6 de abril de 2016

La salud del silencio



Dicen que el silencio es salud pero, a veces, habla mucho más que lo que estamos dispuestos a escuchar y no es para nada un gesto de salubridad. El silencio de la noche nos permite escuchar la lluvia que, en este momento, cae sin cesar por las calles de Buenos Aires. El silencio tiene momentos y espacios que nosotros a veces elegimos pero, de cuando en cuando, los elige él para asentarse y dar el presente, hacerse activo. Esa es la trampa: decir que es la inactividad del sonido. Creemos que es una situación de pasividad extrema al decir que disfrutamos de su presencia cuando, en realidad, nos permite escuchar lo que no escuchamos.

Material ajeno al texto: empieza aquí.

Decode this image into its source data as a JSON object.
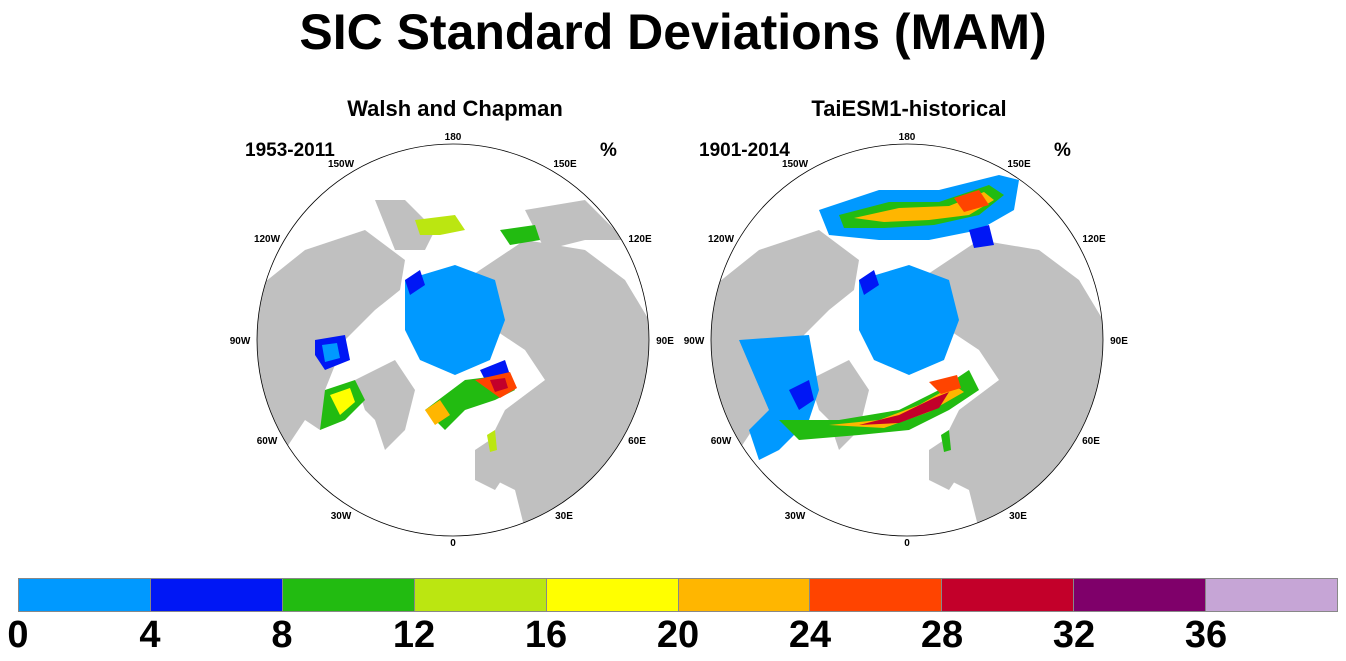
{
  "title": "SIC Standard Deviations (MAM)",
  "panels": [
    {
      "title": "Walsh and Chapman",
      "period": "1953-2011",
      "unit": "%"
    },
    {
      "title": "TaiESM1-historical",
      "period": "1901-2014",
      "unit": "%"
    }
  ],
  "lon_labels": [
    "180",
    "150E",
    "120E",
    "90E",
    "60E",
    "30E",
    "0",
    "30W",
    "60W",
    "90W",
    "120W",
    "150W"
  ],
  "colors": {
    "land": "#c0c0c0",
    "ocean": "#ffffff",
    "bins": [
      "#0099ff",
      "#0017f5",
      "#22bb11",
      "#bbe611",
      "#ffff00",
      "#ffb600",
      "#ff4400",
      "#c3002a",
      "#7f006a",
      "#c6a5d6"
    ]
  },
  "colorbar": {
    "labels": [
      "0",
      "4",
      "8",
      "12",
      "16",
      "20",
      "24",
      "28",
      "32",
      "36"
    ]
  }
}
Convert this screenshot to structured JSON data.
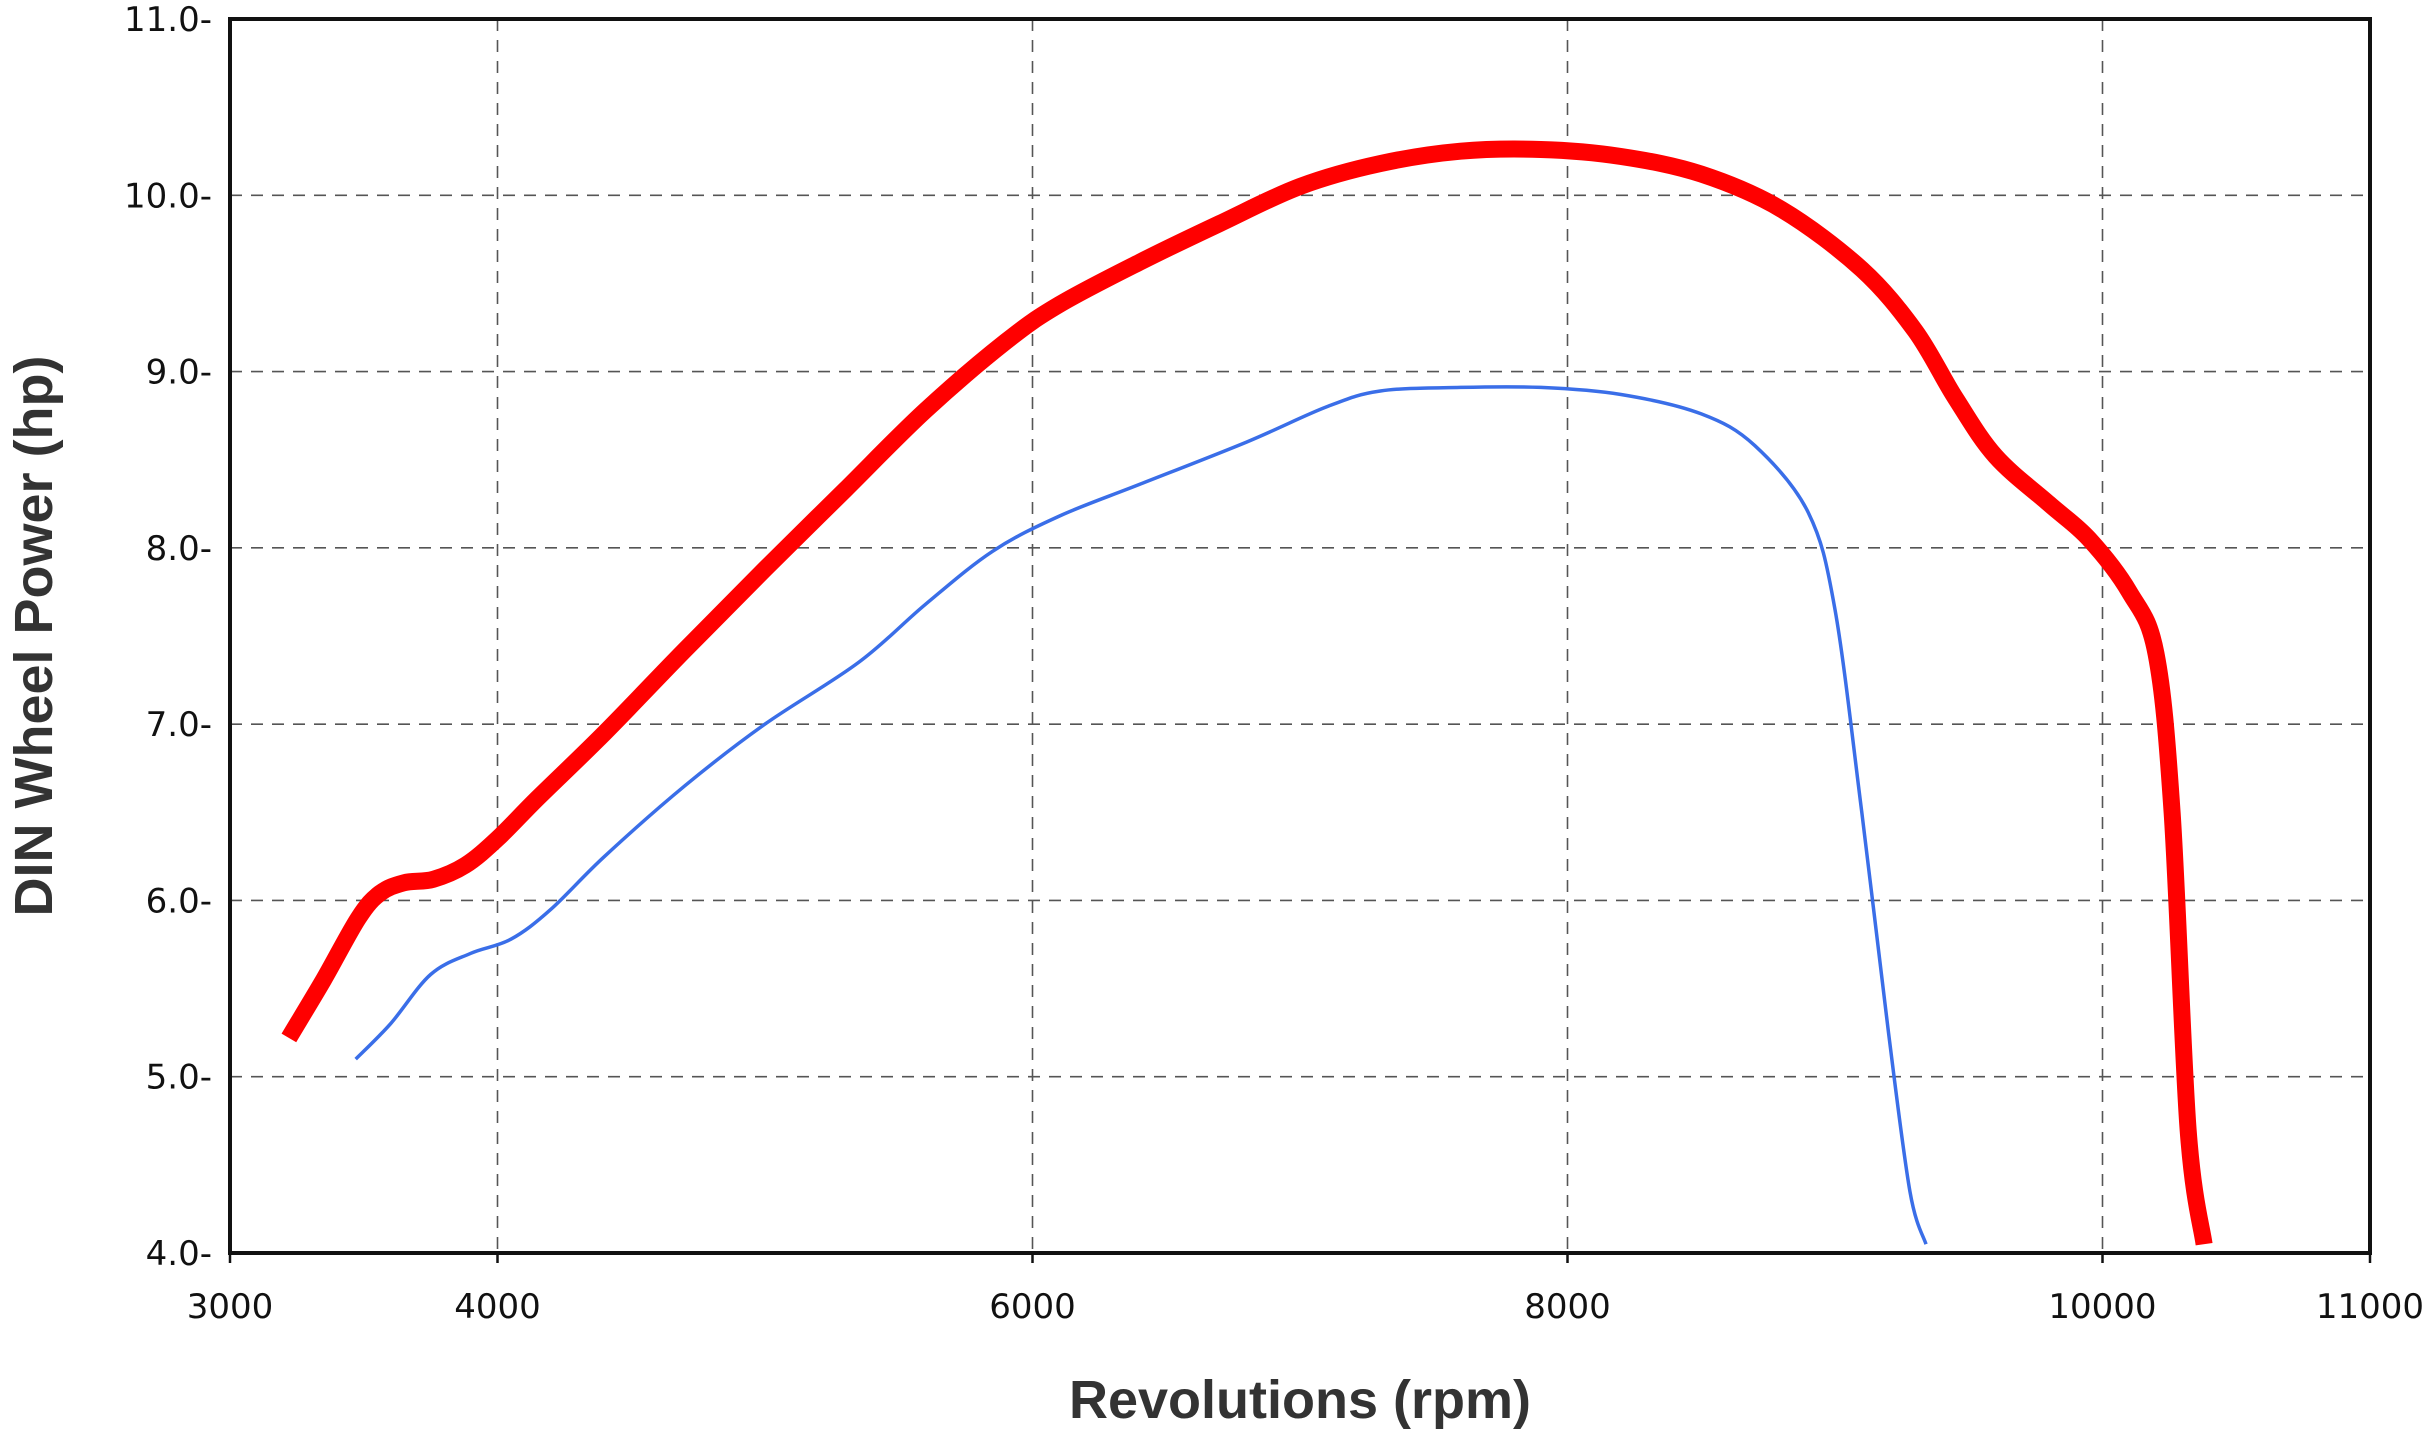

El silencio nos da esa sensación de poder cuando le decimos al otro que se calle en una discusión o cuando manejamos un impasse en una melodía. No se de dónde sacamos esa falacia de poder. Él nos puede y nos domina cuando esperamos que la voz haga lo propio y tome protagonismo. Él se ríe de nuestra desesperación. Él disfruta cuando el confinado del Secreto de sus Ojos pide por favor que le hablen. Es un viejo zorro que atraviesa las paredes y los sentimientos y, justamente, no cree en la palabra. No cree en perdones ni en amores.

Por momentos es el panóptico que nos observa gritar en una habitación cerrada. Ríe mientras gritamos en vano y las paredes captan el sonido para que no salga. Ríe mientras buscamos hacernos un lugar en algún lado. Mientras pedimos a gritos que nos oigan. Da la respuesta menos esperada, la que no tiene palabras, la que se muestra oronda cual reina de la primavera del baile escolar. Eso hace. Tan poco y tanto como eso. Por eso llena sitios. Los llena de manera inconsulta y atroz. Es vehemente y orgulloso.

Pero no cuenta, el dueño del espacio incómodo con la suspicacia de algunos y la audacia de otros. No sabe que, de pronto, todo su reinado puede caerse en un segundo y nada podrá hacer para controlar la situación cuando un hidalgo transeúnte se plante frente a otro y diga: “Hola.”